2. Which is the good neighborhood to live in. I will be working in Amazon. As my little on is 3 years old, I am planning to start him in preschool. So I would look for house / apartment with
- good preschool available at 5-10 mins walk
- public transport available at 5-10 mins walk and ride(bus/train/etc) takes at max 30 mins to reach to office. 

3. We will be looking for 3 bed + 2 bath house/townhouse/apartment. Not sure about the rental there but I guess our budget would be around $2500.

4. Some kids activities or parks nearby would be helpful

5. As we are Indian and will have parents vising us, would be good to be surrounded by few Indians, but this is not 'Must to have'

It would be really helpful if you can suggest few property websites and neighborhoods as per our requirements.

Thanks,
Chahat


----------



## twostep (Apr 3, 2008)

My first question - what visa will your MIL be using?

Your budget is not likely to get you a 3/2 in walking distance of Amazon.

Rental listings hardly ever show empty rooms; especially those of apartment complexes use furnished models. Generally the write up gives furnished, washer/dryer, .... Whenever in doubt contact the leasing office.

Your budget and/or relo package may drive what you ship. I am not familiar with AUS appliances. Google washer/dryer and check the spec sheet versus your appliance.


----------



## Bevdeforges (Nov 16, 2007)

You may want to ask your employer for some help in making the move. Depending on your level and all, they may be able to provide help in finding a place to live (whether a paid relocation company or just a colleague to go house hunting with you).

Think long and hard about moving electrical appliances, particularly large ones. I think Australia has different voltages and relying on stepdown transformers is a major hassle. Small electronics (like computers, and such) usually only require a change of cord, so no problem there.

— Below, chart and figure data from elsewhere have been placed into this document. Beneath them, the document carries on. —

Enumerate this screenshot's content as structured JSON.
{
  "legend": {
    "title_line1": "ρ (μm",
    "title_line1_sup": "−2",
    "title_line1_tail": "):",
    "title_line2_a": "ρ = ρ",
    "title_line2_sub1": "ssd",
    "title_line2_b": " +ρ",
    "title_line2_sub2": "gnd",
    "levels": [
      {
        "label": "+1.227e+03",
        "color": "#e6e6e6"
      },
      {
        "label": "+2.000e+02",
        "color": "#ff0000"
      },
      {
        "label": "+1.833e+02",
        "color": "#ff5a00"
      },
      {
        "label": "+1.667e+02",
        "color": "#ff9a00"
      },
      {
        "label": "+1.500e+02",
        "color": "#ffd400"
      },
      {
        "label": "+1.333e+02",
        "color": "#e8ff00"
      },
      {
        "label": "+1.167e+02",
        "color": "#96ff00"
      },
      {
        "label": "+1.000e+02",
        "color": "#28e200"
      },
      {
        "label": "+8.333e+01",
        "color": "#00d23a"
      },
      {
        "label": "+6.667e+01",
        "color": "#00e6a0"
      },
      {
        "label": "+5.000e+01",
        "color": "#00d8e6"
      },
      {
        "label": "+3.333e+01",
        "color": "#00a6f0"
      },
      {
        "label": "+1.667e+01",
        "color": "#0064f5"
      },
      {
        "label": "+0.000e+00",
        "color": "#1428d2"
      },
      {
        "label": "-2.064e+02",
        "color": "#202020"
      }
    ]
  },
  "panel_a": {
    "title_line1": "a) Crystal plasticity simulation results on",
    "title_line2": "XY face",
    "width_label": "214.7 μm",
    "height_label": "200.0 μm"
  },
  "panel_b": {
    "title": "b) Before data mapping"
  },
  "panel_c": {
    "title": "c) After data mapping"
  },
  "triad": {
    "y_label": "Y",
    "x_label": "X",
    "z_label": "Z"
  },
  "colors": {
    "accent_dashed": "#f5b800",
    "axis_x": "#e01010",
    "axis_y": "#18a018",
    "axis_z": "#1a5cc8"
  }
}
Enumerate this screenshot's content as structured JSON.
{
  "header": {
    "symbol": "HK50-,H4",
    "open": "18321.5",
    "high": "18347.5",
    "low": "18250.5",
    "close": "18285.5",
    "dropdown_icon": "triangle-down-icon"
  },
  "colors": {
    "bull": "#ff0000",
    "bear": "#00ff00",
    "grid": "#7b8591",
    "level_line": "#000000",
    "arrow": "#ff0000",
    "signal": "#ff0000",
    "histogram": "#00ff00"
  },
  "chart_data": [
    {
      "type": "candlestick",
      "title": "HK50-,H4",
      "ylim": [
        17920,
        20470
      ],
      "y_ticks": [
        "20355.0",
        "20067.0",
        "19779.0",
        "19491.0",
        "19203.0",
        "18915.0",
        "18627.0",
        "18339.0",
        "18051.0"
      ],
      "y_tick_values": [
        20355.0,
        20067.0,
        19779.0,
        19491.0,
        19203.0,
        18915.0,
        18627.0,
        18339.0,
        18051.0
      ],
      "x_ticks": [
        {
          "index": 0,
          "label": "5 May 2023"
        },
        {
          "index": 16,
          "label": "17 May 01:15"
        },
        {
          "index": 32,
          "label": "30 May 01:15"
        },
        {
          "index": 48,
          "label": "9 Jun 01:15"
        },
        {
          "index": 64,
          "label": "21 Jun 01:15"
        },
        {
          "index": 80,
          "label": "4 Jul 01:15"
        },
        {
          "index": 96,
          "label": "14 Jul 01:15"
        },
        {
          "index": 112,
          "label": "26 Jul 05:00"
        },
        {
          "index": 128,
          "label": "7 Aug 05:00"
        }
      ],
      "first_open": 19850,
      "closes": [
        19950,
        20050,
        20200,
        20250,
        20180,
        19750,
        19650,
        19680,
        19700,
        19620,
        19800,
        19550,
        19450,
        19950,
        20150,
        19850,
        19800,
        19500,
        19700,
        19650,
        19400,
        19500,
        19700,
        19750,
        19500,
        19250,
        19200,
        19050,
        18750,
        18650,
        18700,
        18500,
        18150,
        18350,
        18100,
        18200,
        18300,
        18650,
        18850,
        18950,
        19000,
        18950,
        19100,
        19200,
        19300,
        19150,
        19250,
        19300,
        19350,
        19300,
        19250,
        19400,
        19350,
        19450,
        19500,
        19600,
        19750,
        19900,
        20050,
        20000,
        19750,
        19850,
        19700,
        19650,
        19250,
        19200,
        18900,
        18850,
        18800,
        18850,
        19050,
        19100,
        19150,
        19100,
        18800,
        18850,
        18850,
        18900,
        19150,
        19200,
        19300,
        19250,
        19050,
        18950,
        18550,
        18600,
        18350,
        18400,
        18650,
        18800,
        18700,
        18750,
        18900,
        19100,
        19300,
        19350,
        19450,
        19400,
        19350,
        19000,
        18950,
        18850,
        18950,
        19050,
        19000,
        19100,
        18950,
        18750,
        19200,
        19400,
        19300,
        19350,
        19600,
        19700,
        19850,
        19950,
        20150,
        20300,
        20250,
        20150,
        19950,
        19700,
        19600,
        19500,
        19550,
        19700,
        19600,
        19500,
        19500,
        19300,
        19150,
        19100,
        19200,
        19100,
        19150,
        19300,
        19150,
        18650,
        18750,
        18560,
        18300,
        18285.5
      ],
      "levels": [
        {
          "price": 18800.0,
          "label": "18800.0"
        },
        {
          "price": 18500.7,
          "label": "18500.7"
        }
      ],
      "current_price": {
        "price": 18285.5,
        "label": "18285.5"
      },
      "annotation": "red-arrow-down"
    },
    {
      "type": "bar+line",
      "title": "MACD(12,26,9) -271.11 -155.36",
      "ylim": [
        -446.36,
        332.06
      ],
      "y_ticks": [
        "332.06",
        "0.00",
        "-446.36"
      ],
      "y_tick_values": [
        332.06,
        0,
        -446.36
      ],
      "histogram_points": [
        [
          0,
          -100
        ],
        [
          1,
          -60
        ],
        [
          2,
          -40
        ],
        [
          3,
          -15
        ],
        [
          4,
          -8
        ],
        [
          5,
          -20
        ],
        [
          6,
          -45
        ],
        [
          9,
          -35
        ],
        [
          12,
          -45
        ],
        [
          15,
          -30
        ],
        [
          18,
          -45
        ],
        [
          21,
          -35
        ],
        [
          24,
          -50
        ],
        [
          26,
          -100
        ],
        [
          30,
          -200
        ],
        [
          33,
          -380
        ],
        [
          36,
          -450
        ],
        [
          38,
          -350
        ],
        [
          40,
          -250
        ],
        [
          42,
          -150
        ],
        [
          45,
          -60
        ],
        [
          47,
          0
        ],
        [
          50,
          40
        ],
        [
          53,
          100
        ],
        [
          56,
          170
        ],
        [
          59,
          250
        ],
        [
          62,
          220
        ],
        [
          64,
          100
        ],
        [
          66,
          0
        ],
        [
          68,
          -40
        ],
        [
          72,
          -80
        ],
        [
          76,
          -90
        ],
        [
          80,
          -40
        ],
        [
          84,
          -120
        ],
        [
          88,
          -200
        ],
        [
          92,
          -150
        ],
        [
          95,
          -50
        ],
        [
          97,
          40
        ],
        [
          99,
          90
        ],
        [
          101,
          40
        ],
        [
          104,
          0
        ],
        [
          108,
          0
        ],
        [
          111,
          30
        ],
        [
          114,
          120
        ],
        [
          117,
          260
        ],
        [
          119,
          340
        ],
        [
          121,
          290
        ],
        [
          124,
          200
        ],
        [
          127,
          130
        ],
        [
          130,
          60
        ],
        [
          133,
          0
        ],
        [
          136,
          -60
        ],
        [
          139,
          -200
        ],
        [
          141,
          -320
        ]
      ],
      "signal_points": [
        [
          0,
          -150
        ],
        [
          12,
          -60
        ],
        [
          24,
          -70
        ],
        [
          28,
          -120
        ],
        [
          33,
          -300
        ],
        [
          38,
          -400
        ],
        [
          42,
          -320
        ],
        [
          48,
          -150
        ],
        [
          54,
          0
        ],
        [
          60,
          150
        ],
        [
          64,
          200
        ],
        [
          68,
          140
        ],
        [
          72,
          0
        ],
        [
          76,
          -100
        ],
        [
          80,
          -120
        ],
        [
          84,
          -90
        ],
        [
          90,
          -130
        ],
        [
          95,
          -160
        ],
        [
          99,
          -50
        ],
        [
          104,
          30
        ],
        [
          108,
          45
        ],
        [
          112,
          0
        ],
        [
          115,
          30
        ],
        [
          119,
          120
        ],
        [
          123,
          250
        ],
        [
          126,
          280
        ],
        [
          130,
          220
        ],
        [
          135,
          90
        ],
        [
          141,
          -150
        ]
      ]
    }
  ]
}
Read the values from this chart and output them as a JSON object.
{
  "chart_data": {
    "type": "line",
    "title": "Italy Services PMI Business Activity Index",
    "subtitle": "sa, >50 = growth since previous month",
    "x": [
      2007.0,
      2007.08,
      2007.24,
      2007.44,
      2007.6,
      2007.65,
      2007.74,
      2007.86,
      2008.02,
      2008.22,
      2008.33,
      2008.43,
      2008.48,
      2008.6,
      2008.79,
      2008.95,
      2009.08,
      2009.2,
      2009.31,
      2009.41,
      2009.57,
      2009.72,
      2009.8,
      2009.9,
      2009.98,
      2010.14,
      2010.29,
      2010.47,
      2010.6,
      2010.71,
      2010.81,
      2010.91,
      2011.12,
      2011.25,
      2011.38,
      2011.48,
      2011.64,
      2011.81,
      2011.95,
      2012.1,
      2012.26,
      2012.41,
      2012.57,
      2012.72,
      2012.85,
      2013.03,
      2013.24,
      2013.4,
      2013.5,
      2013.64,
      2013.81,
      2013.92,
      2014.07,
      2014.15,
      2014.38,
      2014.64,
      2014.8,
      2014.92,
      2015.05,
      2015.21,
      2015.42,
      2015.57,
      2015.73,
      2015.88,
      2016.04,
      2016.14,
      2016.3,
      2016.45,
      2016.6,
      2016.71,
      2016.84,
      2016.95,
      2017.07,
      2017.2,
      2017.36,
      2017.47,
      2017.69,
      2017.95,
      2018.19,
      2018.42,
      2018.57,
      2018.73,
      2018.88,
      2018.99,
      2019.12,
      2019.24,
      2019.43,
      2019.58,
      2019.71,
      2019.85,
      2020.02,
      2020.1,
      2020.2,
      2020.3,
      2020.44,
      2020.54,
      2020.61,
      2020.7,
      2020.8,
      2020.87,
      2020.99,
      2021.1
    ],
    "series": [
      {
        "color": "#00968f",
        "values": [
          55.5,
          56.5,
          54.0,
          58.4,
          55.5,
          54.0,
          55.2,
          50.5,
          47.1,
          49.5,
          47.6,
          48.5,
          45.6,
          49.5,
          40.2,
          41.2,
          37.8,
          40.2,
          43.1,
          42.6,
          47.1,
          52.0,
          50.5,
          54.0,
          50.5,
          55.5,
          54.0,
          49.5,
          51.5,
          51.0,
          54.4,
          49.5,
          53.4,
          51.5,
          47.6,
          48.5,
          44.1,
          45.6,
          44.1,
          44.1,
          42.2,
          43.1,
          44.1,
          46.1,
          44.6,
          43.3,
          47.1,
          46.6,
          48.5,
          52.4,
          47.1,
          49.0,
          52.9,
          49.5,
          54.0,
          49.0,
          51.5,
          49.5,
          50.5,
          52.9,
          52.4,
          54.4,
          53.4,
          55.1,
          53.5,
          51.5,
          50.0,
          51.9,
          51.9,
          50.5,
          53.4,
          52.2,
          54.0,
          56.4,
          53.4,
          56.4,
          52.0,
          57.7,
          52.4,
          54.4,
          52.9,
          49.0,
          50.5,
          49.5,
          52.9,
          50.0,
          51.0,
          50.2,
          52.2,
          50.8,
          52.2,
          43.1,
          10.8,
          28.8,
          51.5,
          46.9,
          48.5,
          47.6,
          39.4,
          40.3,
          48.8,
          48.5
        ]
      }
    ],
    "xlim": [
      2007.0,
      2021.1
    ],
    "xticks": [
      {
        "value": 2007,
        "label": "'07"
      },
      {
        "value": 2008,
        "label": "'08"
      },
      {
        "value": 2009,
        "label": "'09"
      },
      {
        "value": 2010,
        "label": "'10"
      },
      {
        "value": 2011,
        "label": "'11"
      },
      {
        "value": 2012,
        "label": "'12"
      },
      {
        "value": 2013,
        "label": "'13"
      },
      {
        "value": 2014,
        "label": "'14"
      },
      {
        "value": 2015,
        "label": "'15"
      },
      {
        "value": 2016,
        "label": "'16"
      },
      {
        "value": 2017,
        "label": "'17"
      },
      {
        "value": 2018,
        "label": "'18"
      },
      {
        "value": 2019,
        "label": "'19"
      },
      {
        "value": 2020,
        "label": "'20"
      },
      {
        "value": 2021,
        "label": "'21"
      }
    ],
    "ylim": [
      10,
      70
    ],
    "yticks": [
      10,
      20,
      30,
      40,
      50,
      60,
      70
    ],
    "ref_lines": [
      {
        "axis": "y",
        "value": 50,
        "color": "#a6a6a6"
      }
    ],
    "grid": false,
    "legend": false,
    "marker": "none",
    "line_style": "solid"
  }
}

But household appliances are probably better bought new on arrival.


----------



## 206inUK (Mar 3, 2012)

Hi, rents in Seattle have been softening lately, but your budget will still likely put you in the suburbs. There are trains from the south end, but Seattle is pretty far behind on public transport.

For moving goods, if you are bringing electrics, make sure they will work on the lower US voltage, or leave them behind. Seattle has a high sales tax on goods (10%), that is not listed in store prices, so take that into account when comparing buying vs shipping. Does Amazon ship household goods for you?

You might see if there are Amazon employee forums on where they like to live and send kids to school. A 30 minute commute to South Lake Union would mean living in Queen Anne, Fremont, Capitol Hill, Beacon Hill or Ravenna/U District. 

Good Luck!


----------



## exclamation (Mar 9, 2019)

A friend of mine started renting a 1/1 for $2500 this week, close to center. That might give you idea that 3/2 with good location at that price will be hard to find.
90% of apartments I have been in had kitchen appliances preinstalled.


----------



## xXEsPaNyoLAkoXx (Jan 24, 2019)

exclamation said:


> A friend of mine started renting a 1/1 for $2500 this week, close to center. That might give you an idea that 3/2 with good location at that price will be hard to find.
> 90% of apartments I have been in had kitchen appliances preinstalled.


This is a great idea. Renting a hotel was luxurious but still look for cheapest rent, it differ s from time to time.


----------